Let \(\bar H(n)\) be the orthogonal complement in the space \(H_{-\infty}^{\infty}\) to the subspace \(H_{-n}^{-1}\). Put \(\tau_n=\tau(X(0),\bar H(n))\). The quantity \(\tau_n\) can serve as a measure of the accuracy of the linear prediction of vectors \(\xi=(\xi^1,\ldots,\xi^m)\) with coordinates \(\xi^i\in X(0)\) from the past of length \(n\), i.e., from the random variables \(x^i(s)\), \(i=1,\ldots,m;\ s=-1,\ldots,-n\). In particular, if the random variables \(\xi^1,\ldots,\xi^m\) form a basis in \(X(0)\), then there are constants, independent of \(n\), \(0<m\leq M<\infty\) such that \(m\tau_n\leq \sigma_n^2(\xi)\leq M\tau_n\), where \(\sigma_n^2(\xi)=\sum_{i=1}^m\sigma_n^2(\xi^i)\), and \(\sigma_n^2(\xi^i)\) is the square of the error of the linear prediction of the random variable \(\xi^i\) from the past of length \(n\).

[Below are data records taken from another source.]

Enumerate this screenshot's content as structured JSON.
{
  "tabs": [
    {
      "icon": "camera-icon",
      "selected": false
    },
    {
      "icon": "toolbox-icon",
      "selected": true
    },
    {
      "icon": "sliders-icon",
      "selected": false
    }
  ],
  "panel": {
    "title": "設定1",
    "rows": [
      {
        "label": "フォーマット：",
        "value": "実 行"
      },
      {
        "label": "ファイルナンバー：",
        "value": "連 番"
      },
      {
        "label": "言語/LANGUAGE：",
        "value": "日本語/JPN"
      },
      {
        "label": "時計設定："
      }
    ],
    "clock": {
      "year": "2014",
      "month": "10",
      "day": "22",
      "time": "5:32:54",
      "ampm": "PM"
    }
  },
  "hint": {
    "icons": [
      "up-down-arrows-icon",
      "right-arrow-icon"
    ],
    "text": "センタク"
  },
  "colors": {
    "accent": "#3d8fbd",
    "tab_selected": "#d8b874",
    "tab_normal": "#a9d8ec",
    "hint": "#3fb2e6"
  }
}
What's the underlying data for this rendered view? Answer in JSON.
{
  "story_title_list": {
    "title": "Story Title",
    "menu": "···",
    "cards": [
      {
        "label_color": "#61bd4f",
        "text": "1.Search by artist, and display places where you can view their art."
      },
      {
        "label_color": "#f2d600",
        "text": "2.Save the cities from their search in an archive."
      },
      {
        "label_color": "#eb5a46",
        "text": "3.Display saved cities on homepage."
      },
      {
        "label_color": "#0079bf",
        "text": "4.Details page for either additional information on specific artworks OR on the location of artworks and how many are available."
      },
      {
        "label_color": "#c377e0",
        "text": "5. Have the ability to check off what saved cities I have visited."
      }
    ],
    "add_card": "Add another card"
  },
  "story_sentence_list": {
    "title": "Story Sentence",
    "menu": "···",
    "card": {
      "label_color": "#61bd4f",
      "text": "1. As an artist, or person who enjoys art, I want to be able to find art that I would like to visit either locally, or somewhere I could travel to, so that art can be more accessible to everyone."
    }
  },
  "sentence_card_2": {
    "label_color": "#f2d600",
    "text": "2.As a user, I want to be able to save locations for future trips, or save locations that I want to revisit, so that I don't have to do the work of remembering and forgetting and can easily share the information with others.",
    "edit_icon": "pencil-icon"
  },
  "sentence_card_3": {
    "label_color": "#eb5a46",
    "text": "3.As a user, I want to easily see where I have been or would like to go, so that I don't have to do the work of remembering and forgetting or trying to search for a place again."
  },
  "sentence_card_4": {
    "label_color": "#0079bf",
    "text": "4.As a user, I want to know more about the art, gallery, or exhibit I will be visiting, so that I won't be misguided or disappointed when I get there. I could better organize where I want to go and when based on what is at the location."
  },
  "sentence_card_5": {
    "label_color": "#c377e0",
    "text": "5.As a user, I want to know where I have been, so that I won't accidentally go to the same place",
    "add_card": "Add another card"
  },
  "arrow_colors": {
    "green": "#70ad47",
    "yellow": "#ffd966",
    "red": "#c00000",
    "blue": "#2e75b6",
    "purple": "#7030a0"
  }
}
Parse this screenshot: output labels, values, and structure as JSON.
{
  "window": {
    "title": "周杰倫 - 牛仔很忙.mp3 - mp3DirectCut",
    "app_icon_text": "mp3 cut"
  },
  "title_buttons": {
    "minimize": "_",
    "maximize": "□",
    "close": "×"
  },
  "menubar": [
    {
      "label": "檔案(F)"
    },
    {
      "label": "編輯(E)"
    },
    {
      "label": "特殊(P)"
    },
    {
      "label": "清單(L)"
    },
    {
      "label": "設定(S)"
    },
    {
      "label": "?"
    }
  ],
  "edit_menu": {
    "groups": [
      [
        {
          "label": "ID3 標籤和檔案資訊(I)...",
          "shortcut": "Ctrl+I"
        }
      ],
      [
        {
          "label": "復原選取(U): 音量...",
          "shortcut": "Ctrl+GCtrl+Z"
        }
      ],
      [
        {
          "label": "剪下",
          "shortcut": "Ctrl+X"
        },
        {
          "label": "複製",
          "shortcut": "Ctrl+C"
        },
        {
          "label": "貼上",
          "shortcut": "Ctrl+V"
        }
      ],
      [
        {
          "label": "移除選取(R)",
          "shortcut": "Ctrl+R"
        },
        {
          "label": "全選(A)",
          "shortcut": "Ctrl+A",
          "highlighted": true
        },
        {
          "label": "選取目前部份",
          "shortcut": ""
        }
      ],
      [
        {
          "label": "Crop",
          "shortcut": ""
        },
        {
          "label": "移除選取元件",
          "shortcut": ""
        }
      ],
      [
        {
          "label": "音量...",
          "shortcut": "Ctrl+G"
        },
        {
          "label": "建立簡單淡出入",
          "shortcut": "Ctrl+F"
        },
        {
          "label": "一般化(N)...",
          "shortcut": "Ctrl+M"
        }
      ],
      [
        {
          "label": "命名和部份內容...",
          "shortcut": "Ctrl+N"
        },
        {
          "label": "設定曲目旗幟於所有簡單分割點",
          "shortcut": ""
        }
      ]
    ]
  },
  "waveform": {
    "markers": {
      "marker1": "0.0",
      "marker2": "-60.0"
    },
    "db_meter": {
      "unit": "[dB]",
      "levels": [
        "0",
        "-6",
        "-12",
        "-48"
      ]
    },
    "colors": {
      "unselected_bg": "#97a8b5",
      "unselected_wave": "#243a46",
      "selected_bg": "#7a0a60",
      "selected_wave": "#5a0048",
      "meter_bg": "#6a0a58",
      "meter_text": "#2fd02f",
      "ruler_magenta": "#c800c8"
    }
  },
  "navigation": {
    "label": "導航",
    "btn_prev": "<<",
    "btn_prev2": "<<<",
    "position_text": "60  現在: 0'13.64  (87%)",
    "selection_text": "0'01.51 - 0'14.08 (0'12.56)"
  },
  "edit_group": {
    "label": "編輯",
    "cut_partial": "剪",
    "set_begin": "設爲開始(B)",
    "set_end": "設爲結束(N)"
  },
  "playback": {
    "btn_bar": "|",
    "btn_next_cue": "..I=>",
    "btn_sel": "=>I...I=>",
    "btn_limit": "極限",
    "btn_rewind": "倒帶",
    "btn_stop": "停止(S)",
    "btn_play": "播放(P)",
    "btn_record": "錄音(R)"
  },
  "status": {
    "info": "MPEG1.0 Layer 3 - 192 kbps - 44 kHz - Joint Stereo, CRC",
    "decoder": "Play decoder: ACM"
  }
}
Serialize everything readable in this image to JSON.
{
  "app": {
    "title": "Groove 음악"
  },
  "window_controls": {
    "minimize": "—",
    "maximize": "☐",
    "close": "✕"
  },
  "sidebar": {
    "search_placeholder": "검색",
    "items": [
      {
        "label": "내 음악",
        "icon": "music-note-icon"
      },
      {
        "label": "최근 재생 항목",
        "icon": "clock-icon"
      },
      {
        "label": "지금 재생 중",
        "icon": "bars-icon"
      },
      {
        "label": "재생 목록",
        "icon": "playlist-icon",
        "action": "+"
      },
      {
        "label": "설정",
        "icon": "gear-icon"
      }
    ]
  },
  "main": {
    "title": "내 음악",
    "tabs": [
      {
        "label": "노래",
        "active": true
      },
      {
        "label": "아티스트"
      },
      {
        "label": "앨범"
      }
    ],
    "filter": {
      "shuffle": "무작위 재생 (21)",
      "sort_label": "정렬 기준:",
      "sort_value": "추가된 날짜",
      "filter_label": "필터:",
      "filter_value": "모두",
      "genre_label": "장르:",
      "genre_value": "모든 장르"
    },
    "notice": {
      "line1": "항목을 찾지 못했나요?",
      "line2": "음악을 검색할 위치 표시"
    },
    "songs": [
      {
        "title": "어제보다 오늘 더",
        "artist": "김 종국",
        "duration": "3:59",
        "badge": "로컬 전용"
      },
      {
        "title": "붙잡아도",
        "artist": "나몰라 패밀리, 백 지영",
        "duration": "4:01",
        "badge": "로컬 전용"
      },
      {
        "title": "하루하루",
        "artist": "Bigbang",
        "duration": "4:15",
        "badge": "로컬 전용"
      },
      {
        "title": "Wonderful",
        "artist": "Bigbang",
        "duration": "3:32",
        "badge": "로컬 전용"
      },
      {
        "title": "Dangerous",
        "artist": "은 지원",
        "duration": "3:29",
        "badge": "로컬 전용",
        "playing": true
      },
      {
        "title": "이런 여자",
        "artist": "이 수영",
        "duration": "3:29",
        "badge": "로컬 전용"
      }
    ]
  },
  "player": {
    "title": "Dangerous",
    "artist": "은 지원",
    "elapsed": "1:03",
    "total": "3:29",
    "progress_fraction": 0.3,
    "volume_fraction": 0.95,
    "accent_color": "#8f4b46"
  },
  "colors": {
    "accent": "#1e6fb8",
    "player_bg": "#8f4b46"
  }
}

If the sequence \(x(n)\) is linearly regular (see (1)), then the quantity \(\tau_\infty>0\). It is clear that \(\delta_n=\tau_n-\tau_\infty\geq 0\) and \(\delta_n\to 0\) as \(n\to\infty\). We shall study the rate of decrease of the quantity \(\delta_n\) to zero depending on the properties of the spectral density (s.d.) \(f(\lambda)\) of a linearly regular sequence \(x(n)=(x^1(n),\ldots,x^m(n))\) of full rank. In the one-dimensional case an analogous problem was considered by I. A. Ibragimov ((2), see also (3,4)).

Theorem 1. In order that, as \(n\to\infty\),

\[ \delta_n=O(n^{-2p}),\qquad p>1/2,\quad p\ \text{nonintegral}, \tag{1} \]

it is necessary and sufficient that the s.d. \(f(\lambda)\) almost everywhere coincide with a continuous matrix-function having a strictly positive determinant, all elements of this matrix having absolutely continuous derivatives \(f_{ij}^{(r-1)}(\lambda)\), \(r=[p]\), the \(r\)-th derivatives \(f_{ij}^{(r)}(\lambda)\in L_2(-\pi,\pi)\) and satisfying there a Hölder condition of order \(\alpha=p-[p]\); the latter means that

\[ \sup_{t\leq h}\left(\int_{-\pi}^{\pi}|f_{ij}^{(r)}(\lambda)-f_{ij}^{(r)}(\lambda+t)|^2\,d\lambda\right)^{1/2} =O(h^\alpha). \tag{2} \]

1. The proof of Theorem 1 is based on the following lemma.

Lemma 1. If condition (1) is satisfied, the collection \(x^i(s)\), \(i=1,\ldots,m;\ s=0,\pm1,\ldots\), forms a Riesz basis in the space \(H_{-\infty}\).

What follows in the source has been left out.